Elleri ceplerinde iskelede yürüyen dört arkadaştan Harun önünde uzanan kendi gölgesine bakıyordu. Gözlerinde bir miktar hüzün vardı. Her sabah buraya gelip vapura binmek içini acıtsa da denize olan sevdası hiç bitmiyordu. Melih yavaşça dirseğiyle dürtüp onu gülümsemeye zorladı, yanında somurtulmasından hiç hoşlanmazdı. Denizin dalgaları kıyıyı dövüyordu adeta. Vapurdakiler martılara ekmek atıyor, balık avcıları da oltalarını denize sarkıtmış bekliyordu.

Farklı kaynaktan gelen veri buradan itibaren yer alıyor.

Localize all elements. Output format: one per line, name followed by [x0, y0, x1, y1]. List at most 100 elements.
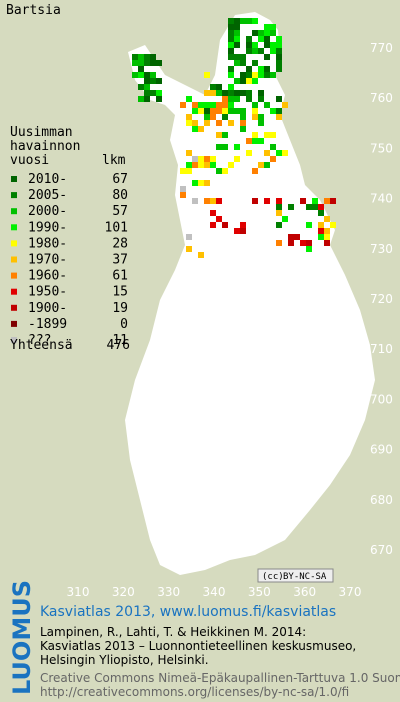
occurrence-square: [210, 90, 216, 96]
occurrence-square: [210, 162, 216, 168]
occurrence-square: [276, 42, 282, 48]
occurrence-square: [222, 222, 228, 228]
occurrence-square: [276, 54, 282, 60]
occurrence-square: [144, 54, 150, 60]
occurrence-square: [252, 138, 258, 144]
occurrence-square: [228, 96, 234, 102]
legend-label: 2005-: [28, 188, 67, 203]
occurrence-square: [264, 162, 270, 168]
east-tick: 370: [339, 585, 362, 599]
occurrence-square: [252, 114, 258, 120]
occurrence-square: [234, 156, 240, 162]
legend-count: 15: [112, 285, 128, 300]
occurrence-square: [186, 96, 192, 102]
legend-count: 57: [112, 204, 128, 219]
occurrence-square: [144, 84, 150, 90]
east-tick: 320: [112, 585, 135, 599]
occurrence-square: [204, 180, 210, 186]
occurrence-square: [228, 84, 234, 90]
occurrence-square: [216, 144, 222, 150]
occurrence-square: [144, 60, 150, 66]
occurrence-square: [324, 228, 330, 234]
legend-label: 1990-: [28, 220, 67, 235]
legend-swatch: [11, 304, 17, 311]
occurrence-square: [138, 54, 144, 60]
occurrence-square: [240, 54, 246, 60]
cc-logo: (cc): [262, 572, 284, 582]
occurrence-square: [240, 18, 246, 24]
occurrence-square: [252, 102, 258, 108]
occurrence-square: [252, 18, 258, 24]
occurrence-square: [234, 90, 240, 96]
occurrence-square: [228, 102, 234, 108]
occurrence-square: [234, 60, 240, 66]
occurrence-square: [276, 204, 282, 210]
north-tick: 720: [370, 292, 393, 306]
occurrence-square: [240, 60, 246, 66]
legend-count: 67: [112, 172, 128, 187]
legend-count: 80: [112, 188, 128, 203]
legend-swatch: [11, 176, 17, 182]
occurrence-square: [282, 216, 288, 222]
occurrence-square: [192, 180, 198, 186]
occurrence-square: [210, 84, 216, 90]
occurrence-square: [288, 234, 294, 240]
occurrence-square: [138, 84, 144, 90]
legend-label: ???: [28, 333, 51, 348]
occurrence-square: [150, 78, 156, 84]
occurrence-square: [222, 144, 228, 150]
occurrence-square: [258, 162, 264, 168]
occurrence-square: [234, 30, 240, 36]
occurrence-square: [276, 150, 282, 156]
occurrence-square: [228, 162, 234, 168]
occurrence-square: [144, 72, 150, 78]
occurrence-square: [270, 48, 276, 54]
occurrence-square: [276, 210, 282, 216]
occurrence-square: [192, 126, 198, 132]
occurrence-square: [132, 60, 138, 66]
occurrence-square: [228, 24, 234, 30]
occurrence-square: [252, 108, 258, 114]
occurrence-square: [228, 90, 234, 96]
occurrence-square: [270, 156, 276, 162]
legend-heading: Uusimman: [10, 125, 73, 140]
occurrence-square: [240, 120, 246, 126]
occurrence-square: [216, 198, 222, 204]
occurrence-square: [204, 102, 210, 108]
north-tick: 690: [370, 443, 393, 457]
occurrence-square: [156, 96, 162, 102]
occurrence-square: [192, 162, 198, 168]
occurrence-square: [252, 42, 258, 48]
occurrence-square: [198, 108, 204, 114]
cc-badge: [257, 568, 334, 583]
occurrence-square: [228, 54, 234, 60]
occurrence-square: [186, 150, 192, 156]
legend-heading: vuosi: [10, 153, 49, 168]
occurrence-square: [234, 36, 240, 42]
occurrence-square: [222, 108, 228, 114]
occurrence-square: [234, 108, 240, 114]
occurrence-square: [192, 120, 198, 126]
north-tick: 740: [370, 192, 393, 206]
legend-swatch: [11, 337, 17, 343]
legend-heading: havainnon: [10, 139, 80, 154]
legend-swatch: [11, 192, 17, 199]
occurrence-square: [264, 24, 270, 30]
occurrence-square: [246, 36, 252, 42]
occurrence-square: [276, 240, 282, 246]
occurrence-square: [318, 210, 324, 216]
occurrence-square: [246, 72, 252, 78]
occurrence-square: [228, 36, 234, 42]
occurrence-square: [252, 48, 258, 54]
occurrence-square: [276, 96, 282, 102]
legend-label: -1899: [28, 317, 67, 332]
occurrence-square: [240, 108, 246, 114]
occurrence-square: [270, 30, 276, 36]
occurrence-square: [252, 198, 258, 204]
legend-count: 19: [112, 301, 128, 316]
occurrence-square: [216, 168, 222, 174]
occurrence-square: [300, 240, 306, 246]
occurrence-square: [276, 36, 282, 42]
east-tick: 360: [293, 585, 316, 599]
occurrence-square: [192, 108, 198, 114]
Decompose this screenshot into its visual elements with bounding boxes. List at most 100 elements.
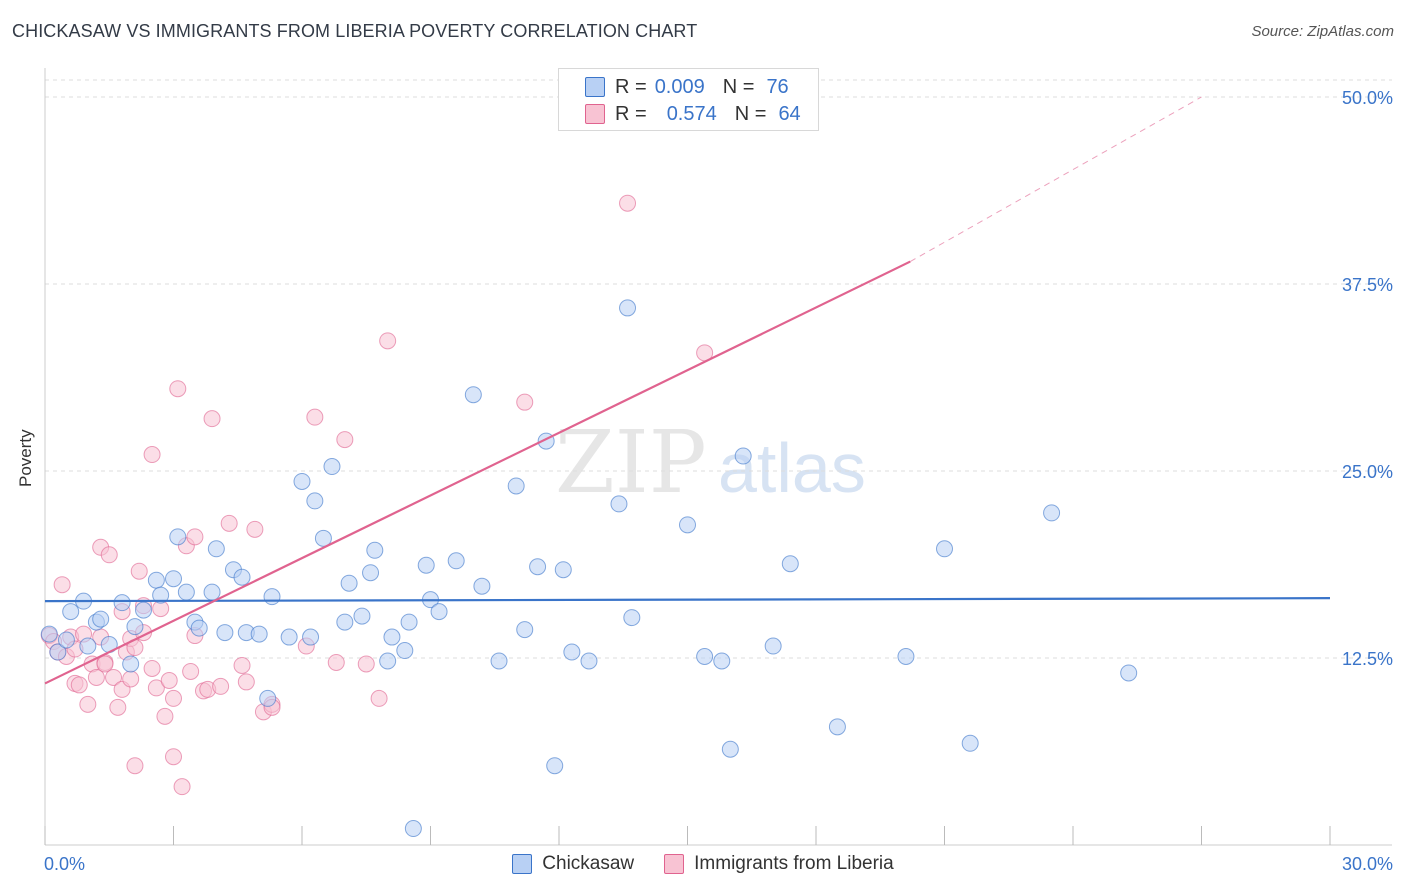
data-point-chickasaw bbox=[734, 447, 752, 465]
data-point-chickasaw bbox=[40, 625, 58, 643]
data-point-chickasaw bbox=[507, 477, 525, 495]
data-point-chickasaw bbox=[473, 577, 491, 595]
data-point-liberia bbox=[327, 653, 345, 671]
data-point-chickasaw bbox=[713, 652, 731, 670]
data-point-liberia bbox=[143, 446, 161, 464]
legend-r-value: 0.009 bbox=[654, 75, 705, 98]
data-point-liberia bbox=[109, 698, 127, 716]
trend-line-chickasaw bbox=[44, 597, 1331, 603]
data-point-chickasaw bbox=[610, 495, 628, 513]
legend-swatch-blue bbox=[585, 77, 605, 97]
data-point-chickasaw bbox=[546, 757, 564, 775]
data-point-chickasaw bbox=[207, 540, 225, 558]
data-point-liberia bbox=[165, 748, 182, 766]
series-chickasaw-points bbox=[40, 299, 1138, 838]
data-point-liberia bbox=[160, 671, 178, 689]
watermark-zip: ZIP bbox=[555, 413, 707, 513]
legend-item-liberia[interactable]: Immigrants from Liberia bbox=[664, 853, 894, 875]
data-point-chickasaw bbox=[961, 734, 979, 752]
data-point-chickasaw bbox=[516, 621, 534, 639]
trend-line-liberia-extension bbox=[909, 96, 1202, 262]
data-point-liberia bbox=[516, 393, 534, 411]
data-point-chickasaw bbox=[529, 558, 547, 576]
correlation-legend: R = 0.009 N = 76 R = 0.574 N = 64 bbox=[558, 68, 819, 131]
data-point-chickasaw bbox=[233, 568, 251, 586]
data-point-liberia bbox=[100, 546, 118, 564]
data-point-chickasaw bbox=[135, 601, 153, 619]
data-point-liberia bbox=[233, 656, 251, 674]
series-legend: Chickasaw Immigrants from Liberia bbox=[0, 851, 1406, 877]
data-point-chickasaw bbox=[430, 603, 448, 621]
data-point-chickasaw bbox=[57, 631, 75, 649]
data-point-liberia bbox=[220, 514, 238, 532]
data-point-chickasaw bbox=[126, 618, 144, 636]
legend-r-label: R = bbox=[615, 102, 647, 125]
data-point-chickasaw bbox=[79, 637, 97, 655]
data-point-liberia bbox=[53, 576, 71, 594]
legend-r-value: 0.574 bbox=[666, 102, 717, 125]
data-point-chickasaw bbox=[362, 564, 380, 582]
data-point-chickasaw bbox=[147, 571, 165, 589]
data-point-chickasaw bbox=[396, 642, 414, 660]
axis-layer bbox=[44, 68, 1392, 846]
data-point-chickasaw bbox=[379, 652, 397, 670]
legend-swatch-pink bbox=[664, 854, 685, 874]
data-point-liberia bbox=[105, 668, 123, 686]
data-point-liberia bbox=[87, 668, 105, 686]
data-point-liberia bbox=[79, 695, 97, 713]
data-point-chickasaw bbox=[190, 619, 208, 637]
data-point-liberia bbox=[173, 778, 191, 796]
data-point-chickasaw bbox=[383, 628, 401, 646]
y-tick-label: 50.0% bbox=[1342, 88, 1393, 108]
data-point-liberia bbox=[186, 528, 204, 546]
data-point-liberia bbox=[336, 431, 354, 449]
legend-item-chickasaw[interactable]: Chickasaw bbox=[512, 853, 634, 875]
data-point-chickasaw bbox=[936, 540, 953, 558]
x-tick-label: 30.0% bbox=[1342, 854, 1393, 874]
trend-line-liberia bbox=[44, 260, 911, 685]
data-point-chickasaw bbox=[49, 643, 67, 661]
data-point-liberia bbox=[212, 677, 230, 695]
data-point-chickasaw bbox=[177, 583, 195, 601]
data-point-liberia bbox=[70, 676, 88, 694]
data-point-chickasaw bbox=[306, 492, 324, 510]
data-point-chickasaw bbox=[679, 516, 696, 534]
data-point-chickasaw bbox=[897, 648, 915, 666]
y-tick-label: 37.5% bbox=[1342, 275, 1393, 295]
data-point-chickasaw bbox=[490, 652, 508, 670]
legend-swatch-pink bbox=[585, 104, 605, 124]
data-point-chickasaw bbox=[152, 586, 170, 604]
data-point-chickasaw bbox=[113, 594, 131, 612]
data-point-liberia bbox=[165, 689, 182, 707]
data-point-liberia bbox=[306, 408, 324, 426]
legend-n-label: N = bbox=[734, 102, 767, 125]
data-point-chickasaw bbox=[169, 528, 187, 546]
data-point-chickasaw bbox=[259, 689, 277, 707]
data-point-chickasaw bbox=[464, 386, 482, 404]
data-point-chickasaw bbox=[203, 583, 221, 601]
data-point-chickasaw bbox=[404, 820, 422, 838]
data-point-chickasaw bbox=[554, 561, 572, 579]
data-point-chickasaw bbox=[447, 552, 465, 570]
data-point-liberia bbox=[370, 689, 388, 707]
data-point-chickasaw bbox=[165, 570, 182, 588]
data-point-liberia bbox=[143, 659, 161, 677]
data-point-chickasaw bbox=[1120, 664, 1138, 682]
legend-n-value: 64 bbox=[778, 102, 801, 125]
data-point-liberia bbox=[147, 679, 165, 697]
trend-layer bbox=[44, 96, 1331, 685]
data-point-chickasaw bbox=[580, 652, 598, 670]
data-point-liberia bbox=[182, 662, 200, 680]
data-point-chickasaw bbox=[280, 628, 298, 646]
chart-title: CHICKASAW VS IMMIGRANTS FROM LIBERIA POV… bbox=[12, 21, 698, 41]
tick-label-layer: 12.5% 25.0% 37.5% 50.0% 0.0% 30.0% bbox=[44, 88, 1393, 874]
data-point-liberia bbox=[130, 562, 148, 580]
data-point-chickasaw bbox=[314, 529, 332, 547]
x-tick-label: 0.0% bbox=[44, 854, 85, 874]
data-point-liberia bbox=[122, 670, 140, 688]
legend-row-chickasaw: R = 0.009 N = 76 bbox=[585, 75, 789, 99]
data-point-liberia bbox=[96, 655, 114, 673]
data-point-chickasaw bbox=[623, 609, 641, 627]
data-point-liberia bbox=[246, 520, 264, 538]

“Neden sürekli gölgene bakıyorsun?” dedi Bekir sertçe. İri yapısı ve kararlı duruşu onu grupta lider yapmıştı şimdiye kadar. Yaşça en büyük olduğu gibi diğerlerinden daha sağlam iradesi vardı.

“Gölgen seni buraya bağlayamaz, değil mi?” diye söylendi Kenan. Her zaman olmasa da gölge konusu her açıldığında huysuzluğu tutardı. Grubun en küçük üyesiydi Melih ile birlikte. Diğerlerine göre çok sabırsız biriydi.

“Hadi acele edin, vapur kalkıyor,” dedi Melih adımlarını hızlandırırken. En güler yüzlü olandı ve insanları kırmamak için çok çabalardı. Sarı saçlarıyla uyumlu açık renk gözlere sahipti.

Vapurdaki boş bir yere geçtiklerinde sessizce hırçın, mavi denizi izlediler. Kıyıdaki tekneler sağa sola sallanıyor, kuşlar hırçın bir şekilde ötüyordu. Karşı kıyıdaki villalar görkem konusunda birbirleriyle yarışıyordu adeta. Yağmur çiselemeye başladığında bakışları kapalı göğe kaydı Harun’un. Her biri içindeki hissi bastırmaya çalışırken içlerinde en duygusal olan Harun’un gözlerinden birer damla yaş süzüldü. Anılarından en kurtulamayan oydu. Unutmanın imkânsız olduğunu bildiğinden her gün burada denizi izlemeye ve içten içe kıvranmaya devam ediyordu. Boğazı, içi, tüm bedeni yanıyordu sanki. İstemsizce ani ve derin bir nefes aldı.

“Üzülme artık,” dedi Melih kolunu kendinden çok daha uzun olan Harun’un omzuna atarak. “Çok geride kaldı o anlar değil mi? Bir şekilde bizi dünyaya bağlayan şeyler var.”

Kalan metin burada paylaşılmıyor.